Кровавое Благодаренье (СИ) - Большаков Валерий Петрович - Страница 49
- Предыдущая
- 49/59
- Следующая
— Горнист на месте?
— Так точно, товарищ капитан 2-го ранга.
— Играйте аврал.
Тот, не глядя, ткнул кнопки боевой трансляции и дал отмашку горнисту. Венчая длинный ряд пронзительных звонков, переплетённых со звуками горна, по кораблю понеслась команда — «Аврал! Корабль к постановке на якорь приготовить!» И, секунду спустя, — «Баковым на бак!»
АТАВКР плавно заходил на крупнейшую базу американского флота. Здесь у причалов стояло семь или восемь авианосцев, куча крейсеров и эсминцев.
Огромный вертолет тяжело присел на палубу «Ульяновска», и Мехти ухмыльнулся:
— Ну, давай, старпом! Много не пей, и на провокации не поддавайся!
— Как-то это всё неправильно, Тахмасиб Гасанович… — смущенно забормотал Гирин.
— Вот этим ты мне и нравишься, — серьезно сказал контр-адмирал. — Ты, Вань, всегда сомневаешься в своем праве брать блага от жизни. Всё оглядываешься — нет ли кого подостойней? Ступай! И не подведи экипаж!
Лихо отдав честь, Иван поспешил к вертолету, крепко ухватившись за козырек фуражки. Честно говоря, ему нравился предстоящий «визит вежливости», хотя и понятно было — Белый дом всего лишь раскручивает пиар-акцию, а он будет той самой центральной фигурой, вокруг которой устроят танцы с бубнами.

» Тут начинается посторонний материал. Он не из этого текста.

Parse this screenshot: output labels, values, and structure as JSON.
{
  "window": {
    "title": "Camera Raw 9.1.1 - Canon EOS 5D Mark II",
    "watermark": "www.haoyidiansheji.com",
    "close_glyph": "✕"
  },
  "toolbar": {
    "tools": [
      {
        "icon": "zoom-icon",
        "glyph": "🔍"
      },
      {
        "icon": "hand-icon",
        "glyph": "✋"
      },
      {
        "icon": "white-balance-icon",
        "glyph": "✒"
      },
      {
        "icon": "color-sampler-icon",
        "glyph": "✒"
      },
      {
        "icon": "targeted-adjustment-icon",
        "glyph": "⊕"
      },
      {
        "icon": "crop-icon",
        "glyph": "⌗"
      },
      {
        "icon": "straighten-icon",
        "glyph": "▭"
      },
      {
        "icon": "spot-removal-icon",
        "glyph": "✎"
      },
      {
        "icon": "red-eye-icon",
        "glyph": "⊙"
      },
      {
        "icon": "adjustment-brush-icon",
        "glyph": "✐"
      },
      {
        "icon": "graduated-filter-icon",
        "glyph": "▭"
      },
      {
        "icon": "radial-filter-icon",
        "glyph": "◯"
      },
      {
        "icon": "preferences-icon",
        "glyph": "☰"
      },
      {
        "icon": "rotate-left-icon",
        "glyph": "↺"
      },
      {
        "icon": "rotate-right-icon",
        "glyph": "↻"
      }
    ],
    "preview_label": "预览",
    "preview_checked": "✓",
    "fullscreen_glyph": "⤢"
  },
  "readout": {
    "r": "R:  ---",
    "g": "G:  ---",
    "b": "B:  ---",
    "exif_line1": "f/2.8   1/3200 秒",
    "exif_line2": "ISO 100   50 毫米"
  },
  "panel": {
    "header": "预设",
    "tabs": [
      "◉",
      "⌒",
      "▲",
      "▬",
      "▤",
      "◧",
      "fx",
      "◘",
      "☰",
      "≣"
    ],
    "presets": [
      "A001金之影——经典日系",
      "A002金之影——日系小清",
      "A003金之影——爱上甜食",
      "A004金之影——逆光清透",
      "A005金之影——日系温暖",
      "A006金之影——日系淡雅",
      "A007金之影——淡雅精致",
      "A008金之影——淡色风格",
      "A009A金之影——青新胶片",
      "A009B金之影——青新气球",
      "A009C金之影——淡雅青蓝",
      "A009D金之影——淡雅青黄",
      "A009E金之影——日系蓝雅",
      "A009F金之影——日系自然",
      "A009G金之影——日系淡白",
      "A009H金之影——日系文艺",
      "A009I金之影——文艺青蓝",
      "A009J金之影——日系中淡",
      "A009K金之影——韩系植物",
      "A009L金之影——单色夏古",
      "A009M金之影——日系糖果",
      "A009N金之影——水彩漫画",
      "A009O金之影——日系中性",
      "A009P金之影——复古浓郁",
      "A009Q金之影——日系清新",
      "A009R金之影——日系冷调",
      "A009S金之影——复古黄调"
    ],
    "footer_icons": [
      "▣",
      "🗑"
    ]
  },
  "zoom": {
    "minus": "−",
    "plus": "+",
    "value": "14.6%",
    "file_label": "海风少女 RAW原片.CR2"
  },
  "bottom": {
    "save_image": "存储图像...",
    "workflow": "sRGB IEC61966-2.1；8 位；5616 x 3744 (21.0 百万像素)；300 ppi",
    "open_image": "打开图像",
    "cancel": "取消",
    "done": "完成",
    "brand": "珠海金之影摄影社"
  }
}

«Ну, и ладно», — усмехнулся Гирин, поднимаясь по короткому трапику. Выдрессированные морпехи в парадках устроили его в кожаном кресле у иллюминатора, и рев турбин сразу поднялся на октаву — президентский вертолет плавно поднялся в воздух, развернулся и потянул к Вашингтону.
* * *
Геликоптер сел прямо на лужайку Белого дома. Морпехи подтянулись, словно дожидаясь, пока утихнут махи лопастей, и с почетом выпроводили советского моряка.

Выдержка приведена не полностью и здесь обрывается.